In astronomy, the meridian is the great circle passing through the celestial poles, as well as the zenith and nadir of an observer's location. Consequently, it contains also the north and south points on the horizon, and it is perpendicular to the celestial equator and horizon. Meridians, celestial and geographical, are determined by the pencil of planes passing through the Earth's rotation axis. For a location not at a geographical pole, there is a unique meridian plane in this axial-pencil through that location. The intersection of this plane with Earth's surface is the geographical meridian, and the intersection of the plane with the celestial sphere is the celestial meridian for that location and time.
There are several ways to divide the meridian into semicircles. In the horizontal coordinate system, the observer's meridian is divided into halves terminated by the horizon's north and south points. The observer's upper meridian, extends from a celestial pole, and passes through the zenith to contact the opposite pole while the lower meridian passes through the nadir to contact both poles at the opposite ends. Another way, the meridian is divided into the local meridian, the semicircle that contains the observer's zenith and the north and south points of their horizon,[1][2] and the opposite semicircle, which contains the nadir and the north and south points of their horizon.

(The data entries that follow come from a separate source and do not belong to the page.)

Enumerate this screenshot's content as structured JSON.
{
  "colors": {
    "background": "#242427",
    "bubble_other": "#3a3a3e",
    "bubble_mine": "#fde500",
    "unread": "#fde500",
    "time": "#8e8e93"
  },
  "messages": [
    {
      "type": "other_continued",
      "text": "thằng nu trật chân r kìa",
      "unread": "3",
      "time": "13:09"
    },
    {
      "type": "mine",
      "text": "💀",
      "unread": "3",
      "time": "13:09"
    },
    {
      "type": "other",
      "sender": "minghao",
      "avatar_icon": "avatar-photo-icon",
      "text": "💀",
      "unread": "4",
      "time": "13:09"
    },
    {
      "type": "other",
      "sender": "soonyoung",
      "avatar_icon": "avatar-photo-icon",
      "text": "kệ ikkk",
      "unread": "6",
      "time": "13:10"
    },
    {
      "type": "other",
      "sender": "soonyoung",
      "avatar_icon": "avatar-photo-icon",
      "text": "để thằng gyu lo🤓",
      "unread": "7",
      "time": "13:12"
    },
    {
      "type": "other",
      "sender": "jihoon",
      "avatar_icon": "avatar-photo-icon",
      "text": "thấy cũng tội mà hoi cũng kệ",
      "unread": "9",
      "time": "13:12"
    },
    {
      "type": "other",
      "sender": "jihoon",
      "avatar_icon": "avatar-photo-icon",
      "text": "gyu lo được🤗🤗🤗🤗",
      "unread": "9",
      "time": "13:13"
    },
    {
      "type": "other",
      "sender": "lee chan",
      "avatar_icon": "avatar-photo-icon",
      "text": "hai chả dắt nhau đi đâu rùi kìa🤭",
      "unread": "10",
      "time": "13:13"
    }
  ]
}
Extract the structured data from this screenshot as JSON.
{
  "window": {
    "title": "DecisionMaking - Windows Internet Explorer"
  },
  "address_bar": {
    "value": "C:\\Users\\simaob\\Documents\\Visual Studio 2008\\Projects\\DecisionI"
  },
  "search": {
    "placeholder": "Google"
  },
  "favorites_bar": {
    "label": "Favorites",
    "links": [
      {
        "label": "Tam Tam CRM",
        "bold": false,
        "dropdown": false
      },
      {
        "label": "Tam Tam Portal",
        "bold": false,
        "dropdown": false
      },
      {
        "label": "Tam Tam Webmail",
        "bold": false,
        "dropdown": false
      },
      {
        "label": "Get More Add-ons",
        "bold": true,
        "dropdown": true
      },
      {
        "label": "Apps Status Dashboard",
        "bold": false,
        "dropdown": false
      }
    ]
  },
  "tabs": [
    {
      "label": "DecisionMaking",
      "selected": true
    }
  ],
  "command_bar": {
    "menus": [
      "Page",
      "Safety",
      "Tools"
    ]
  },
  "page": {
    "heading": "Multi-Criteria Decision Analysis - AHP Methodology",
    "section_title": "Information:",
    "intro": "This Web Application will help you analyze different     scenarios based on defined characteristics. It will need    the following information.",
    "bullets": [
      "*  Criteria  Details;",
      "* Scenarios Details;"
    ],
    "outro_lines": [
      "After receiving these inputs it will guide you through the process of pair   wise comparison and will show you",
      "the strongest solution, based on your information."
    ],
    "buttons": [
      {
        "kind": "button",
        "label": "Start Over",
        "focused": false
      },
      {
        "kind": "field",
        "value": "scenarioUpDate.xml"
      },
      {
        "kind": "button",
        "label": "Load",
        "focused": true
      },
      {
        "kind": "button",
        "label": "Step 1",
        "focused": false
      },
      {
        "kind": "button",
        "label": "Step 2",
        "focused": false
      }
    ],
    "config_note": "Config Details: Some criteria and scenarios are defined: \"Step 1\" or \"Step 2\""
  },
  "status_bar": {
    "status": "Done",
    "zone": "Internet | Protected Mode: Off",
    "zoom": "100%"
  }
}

On any given (sidereal) day/night, a celestial object will appear to drift across, or transit, the observer's upper meridian as Earth rotates, since the meridian is fixed to the local horizon. At culmination, the object contacts the upper meridian and reaches its highest point in the sky. An object's right ascension and the local sidereal time can be used to determine the time of its culmination (see hour angle).
The term meridian comes from the Latin meridies, which means both "midday" and "south", as the celestial equator appears to tilt southward from the Northern Hemisphere.